を有する生成物を挙げることができるが、これらに限定されない。
式中、Ｒ^１、Ｒ^２、及びＲ^３は、上記のように定義され、Ｒ^４、Ｒ^５、及びＲ^６は、Ｈ、１〜２４個の炭素原子を有するアルキル基、及び６〜２４個の炭素原子を有するアリール基から選択される。
他の例示的構造としては、

（式中、Ｒ^１１は水素である）

（式中、Ｒ^１１は水素又は１〜２４個の炭素原子を有するアルキル基である）
を挙げることができる。 Exemplary reaction products include the following structures:

A product having: can be mentioned, but is not limited thereto.
Wherein R ¹ , R ² , and R ³ are defined as above, R ⁴ , R ⁵ , and R ⁶ are H, an alkyl group having 1-24 carbon atoms, and 6-24 Selected from aryl groups having 1 carbon atom.
Other exemplary structures include

(Wherein R ¹¹ is hydrogen)

(Wherein R ¹¹ is hydrogen or an alkyl group having 1 to 24 carbon atoms)
Can be mentioned.

The reaction product can be further neutralized or superbasified to provide a usable sulfur-free lubricant additive. Consequently, the reaction product, an alkali metal or alkaline earth metal hydroxide or NH _3, primary having 1 to 18 carbon atoms, secondary, neutralized with a tertiary amine nitrogen containing compounds May form a neutral soap, or the reaction product may be superbasified by reaction with alkali metal or alkaline earth metal oxides and carbon dioxide.

  The alkali metal or alkaline earth metal can be selected from sodium, potassium, lithium, calcium, magnesium, zinc, barium. The alkaline earth metal source may suitably be an alkaline earth metal oxide or hydroxide, with hydroxides being particularly useful. Useful alkaline earth metals can be selected from calcium and magnesium.

  The amount of neutralizing or superbasic compound in the neutralization or superbasing reaction includes several factors, including the nature of the reaction product and the amount of base oil that can be added to the superbasic mixture as needed. Will depend on.

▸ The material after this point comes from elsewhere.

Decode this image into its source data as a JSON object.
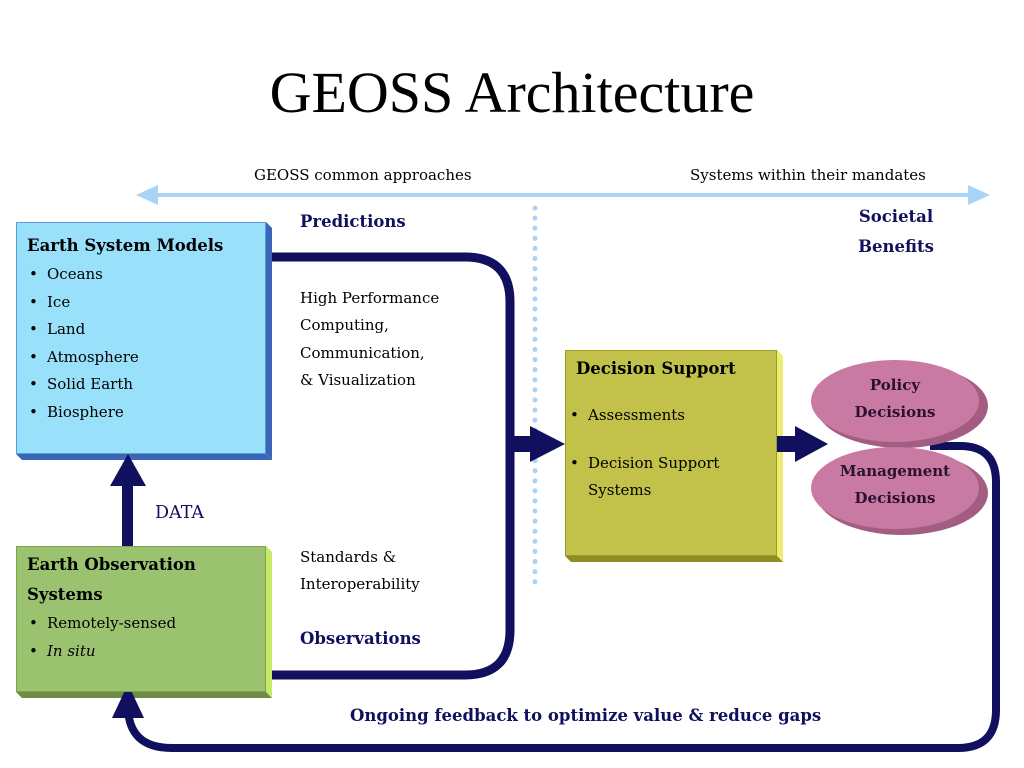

  In a typical superbasing reaction, the weight ratio of the alkaline earth metal source to the reaction product during the superbasing reaction is 0.1 to 1: 1. A useful weight ratio of alkaline earth metal source to reaction product during the superbasification reaction is 0.2 to 0.8: 1. The alkaline earth metal source may be added to the initial reactants all at once, or a portion may be added to the initial reactants and the remainder one at the next stage or stages in the process. It may be added in more than one part.

  Carbon dioxide can be added to the superbasification reaction in gaseous or solid form. A useful form of carbon dioxide is a gas. When used in gaseous form, carbon dioxide can be optionally blown through the superbasic reaction mixture at a flow rate of about 150 to about 300 cc / min for about 25 to 90 minutes.

When present, that C ₁ -C ₂₀ monohydric alcohol is used in an amount sufficient to provide up to about 30% by weight, based on the weight of all components added to the superbasing reaction mixture. it can. Another quantity of monohydric alcohols C ₁ -C ₂₀ is from about 2 to about 20% by weight based on the weight of all components added to the overbasing reaction mixture. Useful amounts of monohydric alcohols C ₁ -C ₂₀ is about 4 to about 10% by weight based on the weight of all components added to the overbasing reaction mixture. Examples of monohydric alcohols C ₁ -C _20, methanol, 2-ethylhexanol, cyclohexanol, and benzyl alcohol. Monohydric alcohols useful _C 1 _{-C 20} is 2-ethylhexanol.

Another component of the overbasing reaction can be C ₂ -C ₄ polyhydric alcohol, which is about 1 to about 10 weight based on the weight of all components added to the overbasing reaction mixture % Can be present. Useful amounts of C ₂ -C ₄ polyhydric alcohol is from about 1.5 to about 6% by weight based on the weight of all components added to the overbasing reaction mixture. Examples of suitable C ₂ -C ₄ polyhydric alcohol is a dihydric alcohol such as ethylene glycol or propylene glycol. Another example of a suitable C ₂ -C ₄ polyhydric alcohol is a trihydric alcohol such as glycerol. Useful _C 2 -C ₄ polyhydric alcohol is ethylene glycol.

  In one embodiment, the neutralization or superbasification reaction can be performed in the presence of a base oil to yield a lubricating oil composition.

を有する化合物が挙げられ、
並びに例示的な超塩基化生成物としては、以下の構造

を有する化合物が挙げられる。
式中、Ｍはアルカリ金属又はアルカリ土類金属若しくは^＋ＨＮ（Ｒ^１２）_３であり、Ｒ^１２は水素又は１〜６個の炭素原子を有するアルキル基であり、ｚはＭの原子価数であり、並びにｙ及びｘは１〜２の整数である。 Exemplary neutralization products include the following structures:

A compound having
And exemplary superbasic products include the following structures:

The compound which has is mentioned.
Where M is an alkali metal or alkaline earth metal or ⁺ HN (R ¹² ) ₃ , R ¹² is hydrogen or an alkyl group having 1 to 6 carbon atoms, and z is the valence of M And y and x are integers of 1-2.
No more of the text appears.